OPINION: The sad truth of the helicopter parent

Photo credit: Mark Nelson

Growing up as an only child, I learned quickly to be self sufficient, having no older siblings to rely on. I was taught to have my own opinions, developed an incredible imagination and learned how to interact in adult settings early on.

Some of my friends, however, never had their own opinions. They were always rattling off whatever their parents told them. These friends couldn’t even play Barbie’s by themselves, let alone complete a simple school project individually, without assistance from older siblings or their parents.

Realizing my classmates were different than me in those ways made me come to the quick realization that it was my parents who were different compared to my classmates’ parents.

Now that I am older and can more accurately evaluate how my parents differ compared to the other kids I grew up with, I am happy to say that mine were not “Helicopter Parents.”

Parents, the magazine, describes a helicopter parent as “a style of parents who are over focused on their children.” It continues to quote Carolyn Daitch, Ph.D., “They typically take too much responsibility for their children’s experiences and, specifically, their successes or failures.”

The parenting I received may be because I grew up in two different houses; learning two different belief systems, experiencing two different lifestyles.

I was taught to be self-sufficient. If I didn’t do my homework, it was my fault, not my parents’. Reminding me to get it done was not their responsibility, it was mine – my job.

When I went out for sports or any extracurricular activities, it was always on my own accord. I was expected to be involved, but I chose what I wanted and my parents always supported me, never pressured me.

This all translated into me being my own person. I was growing up after all and didn’t need my parents treating me like a toddler throughout my school years. Basically by middle school my parents were done intervening in the educational part of my life.

Unfortunately, as I will show looking at new studies, a lot of parents are not quite done intervening in their children’s educational endeavors.

What is even worse than the fact that parents are not done meddling in their child’s education is the emotional effects that it’s causing these children when they are out on their own in college.

A 2010 study showed that students with helicopter parents were not as open to new ideas and actions, were more vulnerable, self-conscious, and anxious compared to students who were not constantly monitored by their parents, according to a Slate article titled “Kids of Helicopter Parents are Sputtering Out.”

The sad fact is that I have seen this happen with more than one of my friends or classmates. The incredibly academic overbearing parents have produced children who do not know how to make their own decisions, make academic deadlines or know how to talk to a professor.

And what happens? When faced with making their own decisions or with writing their own paper for once, they made irrational decisions that aren’t really working out for them. Their real “first paper,” received a C or D because they didn’t know how to structure it or proofread it by themselves.

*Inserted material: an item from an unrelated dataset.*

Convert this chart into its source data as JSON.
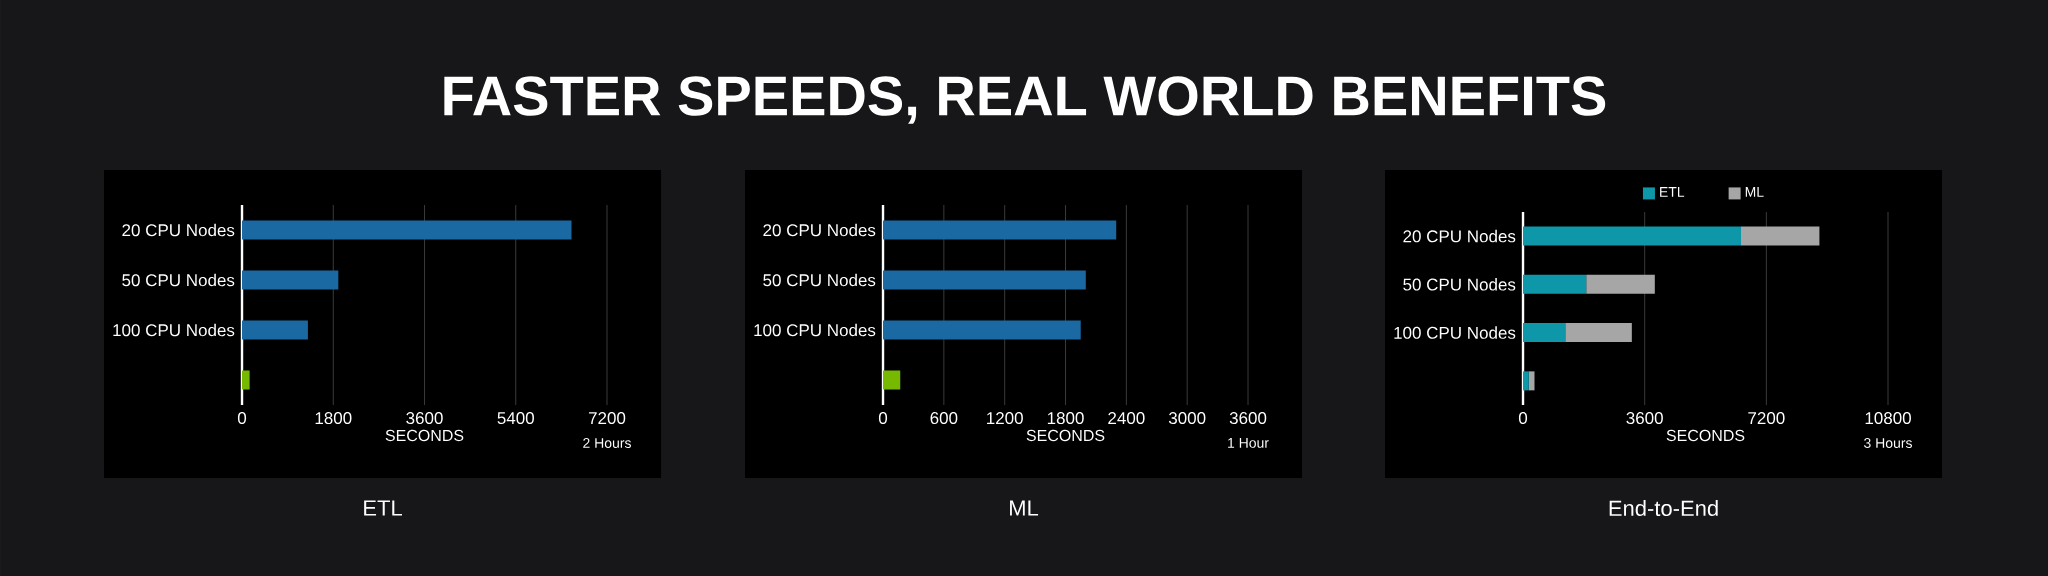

In Psychology Today’s article, “Helicopter Parenting-It’s Worse Than You Think,” parents are getting way too involved. Not only are parents emailing their child’s professors or “helping” them on their classwork, parents are actually calling graduate admission officers and putting in a good word for their child.

No; just no. I would probably never show up in a specific class again if my parents emailed my professor about my academic performance.

If they called a school thinking they were helping me get in…just no. That is overstepping boundaries and embarrassing the student they are vouching for.

I am currently thanking my lucky stars, and you should too, if your parents let you grow up without having an overbearing academic grip on you.

Now that is not to say that my parents didn’t at least hover in other ways, like in my personal and public life (helping me make good decisions), but looking back, I absolutely do not envy my friends whose parents wrote their papers or did their projects for them. They were a small price to pay for some self-reliance.